É uma luta titânica entre Eros e Thanatos o que estamos vivendo hoje. A única arma que o neofascismo usa é, diz o filósofo, a energia e o fascínio da morte. A morte da linguagem, a sua corrupção, a superficialidade do comentarista político, a cobardia de imensos deputados, perfeitamente incapazes de responder com a veemência da força da liberdade contra a corrupção da democracia que Ventura e os movimentos que o apoiam representam, isso está de acordo com a matriz existencial a que José Gil sempre obedeceu: tornar-se aquilo que estava prometido ser. É uma frase de Nietzsche: “Torna-te aquilo que és.”, é um imperativo mais que categórico, uma injunção existencial que Gil, no fundo, estende a todos os que o leiam. Portugal, que tem ainda diversos e profundos sintomas de fascismo numa sociedade que, actualmente, se bestializa, é um país onde urge cada um compreender a sua singularidade. É uma das ideias-força deste livro onde a conversa flui, natural, humana: a distinção entre identidade e singularidade. O livro Portugal Hoje é um estudo sobre as mentalidades, não uma reiteração das tese de Eduardo Lourenço sobre o que somos.

Filho da Córsega, onde viveu depois do Maio de 68, quem é José Gil? É alguém que nos vê sempre de fora e que identifica a capacidade portuguesa de nos “outrarmos”. Esse devir-outro é o que pode, no fundo, como o prova o 25 de Abril e a potência que esse tempo deixou em aberto, dar sentido ao país. A singularidade, é essa a descoberta a fazermos durante a vida. Tal não dispensa o acaso, a magia, cenas vivas de um percurso onde os ritos de passagem, a dimensão mítica do humano e a consciência de que pensar é viver e viver é ser corpo no tempo e no espaço - ou nos espaços - o que define este pensador maior europeu. Dito de outro modo - e convém que tal seja dito neste tempo de tanta traição à vida, à democracia e à liberdade - é a profunda energia vital o que move os afectos, a ética do afecto, de alguém que, precisamente por afirmar “nunca quis o poder” faz de viver um pensamento que não quebra perante os monstros e não recua na coragem de cortar, cerce, a energia da morte - essa que numa Europa decapitada e num país que não sabe já quem é, só em face da catástrofe ecológica poderá vir a ter um fim.
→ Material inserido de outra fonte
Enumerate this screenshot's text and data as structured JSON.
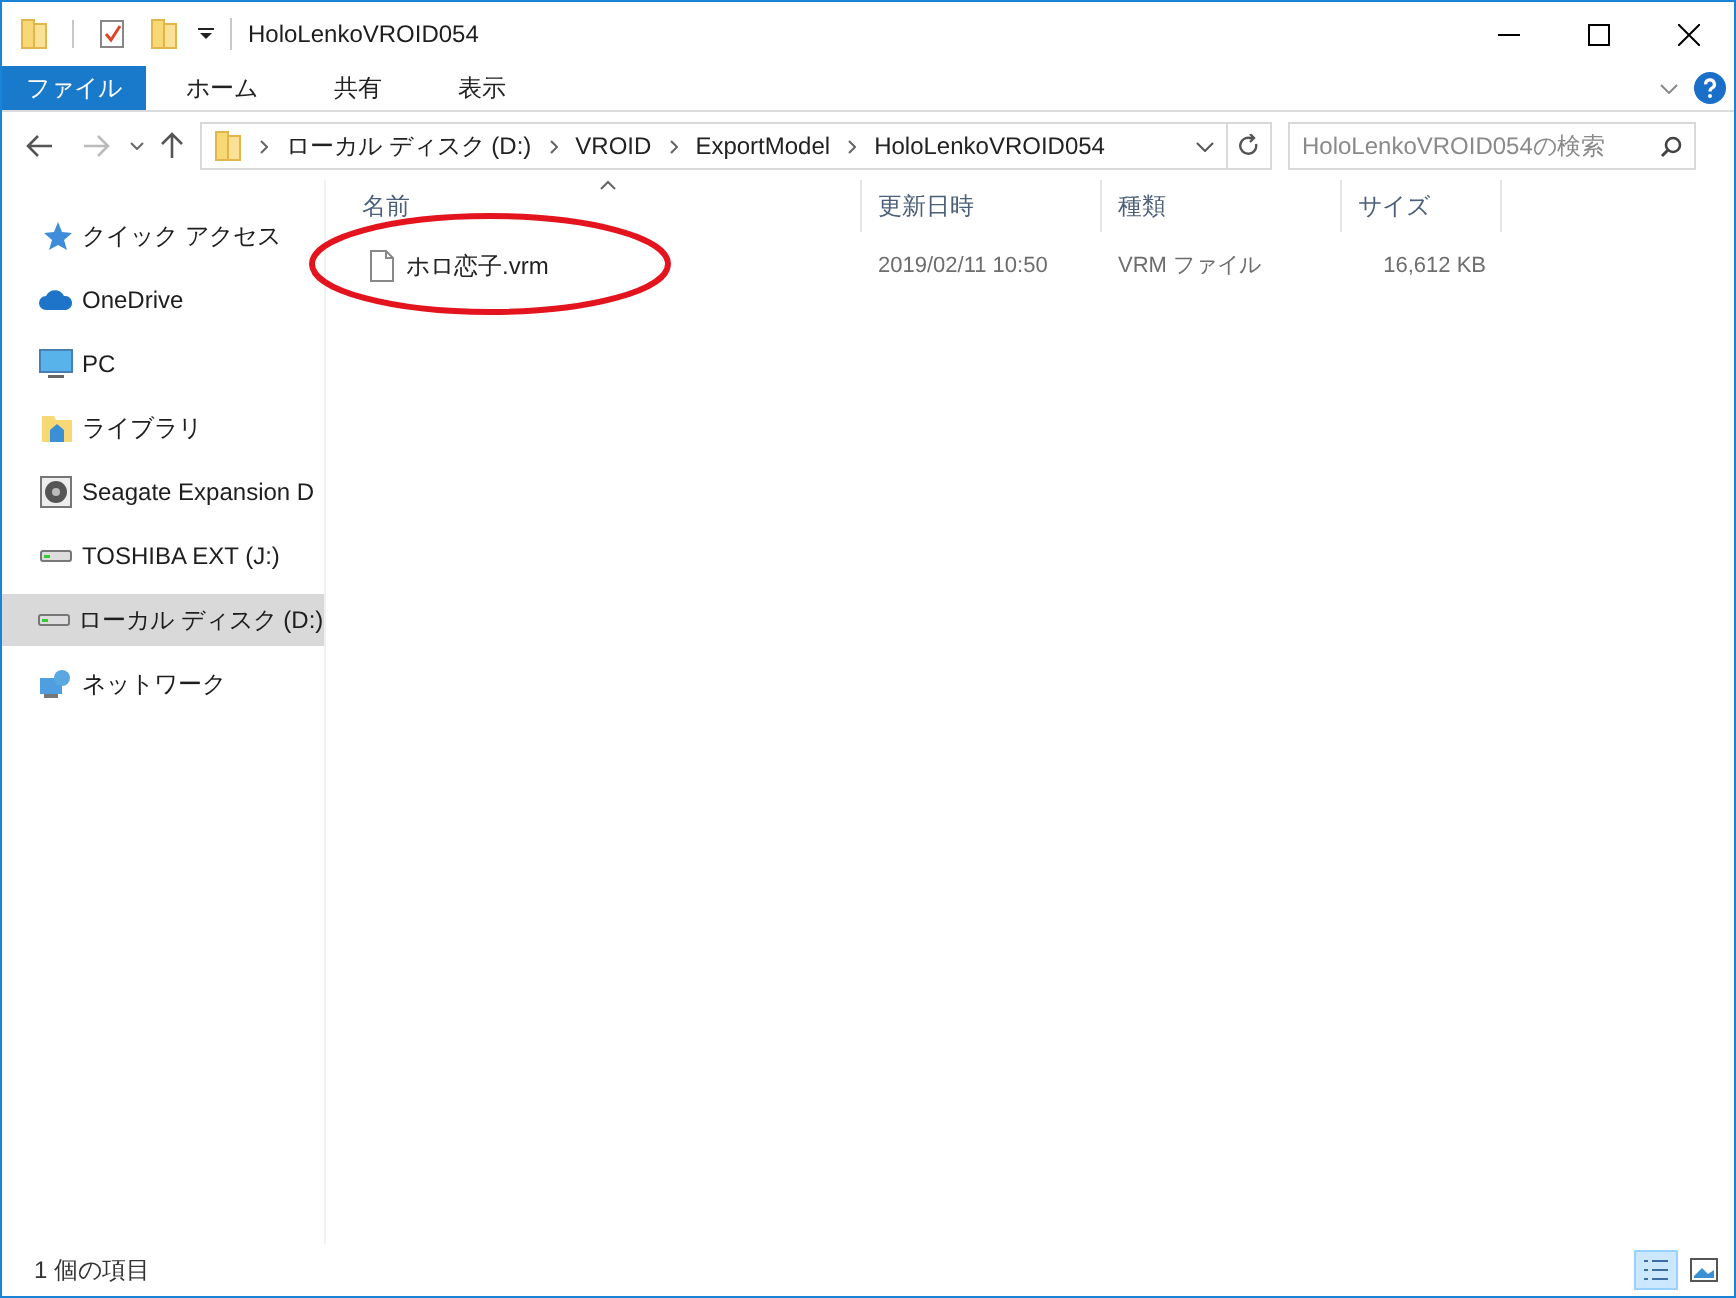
{
  "window": {
    "title": "HoloLenkoVROID054"
  },
  "ribbon_tabs": [
    {
      "label": "ファイル",
      "selected": true
    },
    {
      "label": "ホーム",
      "selected": false
    },
    {
      "label": "共有",
      "selected": false
    },
    {
      "label": "表示",
      "selected": false
    }
  ],
  "address": {
    "segments": [
      "ローカル ディスク (D:)",
      "VROID",
      "ExportModel",
      "HoloLenkoVROID054"
    ]
  },
  "search": {
    "placeholder": "HoloLenkoVROID054の検索"
  },
  "sidebar": {
    "items": [
      {
        "label": "クイック アクセス",
        "kind": "star",
        "selected": false
      },
      {
        "label": "OneDrive",
        "kind": "cloud",
        "selected": false
      },
      {
        "label": "PC",
        "kind": "monitor",
        "selected": false
      },
      {
        "label": "ライブラリ",
        "kind": "library",
        "selected": false
      },
      {
        "label": "Seagate Expansion D",
        "kind": "disk",
        "selected": false
      },
      {
        "label": "TOSHIBA EXT (J:)",
        "kind": "drive",
        "selected": false
      },
      {
        "label": "ローカル ディスク (D:)",
        "kind": "drive",
        "selected": true
      },
      {
        "label": "ネットワーク",
        "kind": "network",
        "selected": false
      }
    ]
  },
  "table": {
    "columns": [
      "名前",
      "更新日時",
      "種類",
      "サイズ"
    ],
    "rows": [
      {
        "name": "ホロ恋子.vrm",
        "modified": "2019/02/11 10:50",
        "type": "VRM ファイル",
        "size": "16,612 KB",
        "circled": true
      }
    ]
  },
  "status_bar": {
    "text": "1 個の項目",
    "views": [
      {
        "kind": "details",
        "selected": true
      },
      {
        "kind": "large-icons",
        "selected": false
      }
    ]
  }
}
Mas não catastrofismo aqui. Aqui há esperança: “tem de haver uma promessa de vida”. Vida - a palavra-chave nesta época da pós-verdade e do pós-humanismo… Energia vital de uma palavra que seja uma porta aberta a essa coragem que vem, em Gil, de Rimbaud e da Literatura, o outro lado da (sua) filosofia.

Professor, poeta e crítico literário

Escreve sem aplicação do novo Acordo Ortográfico.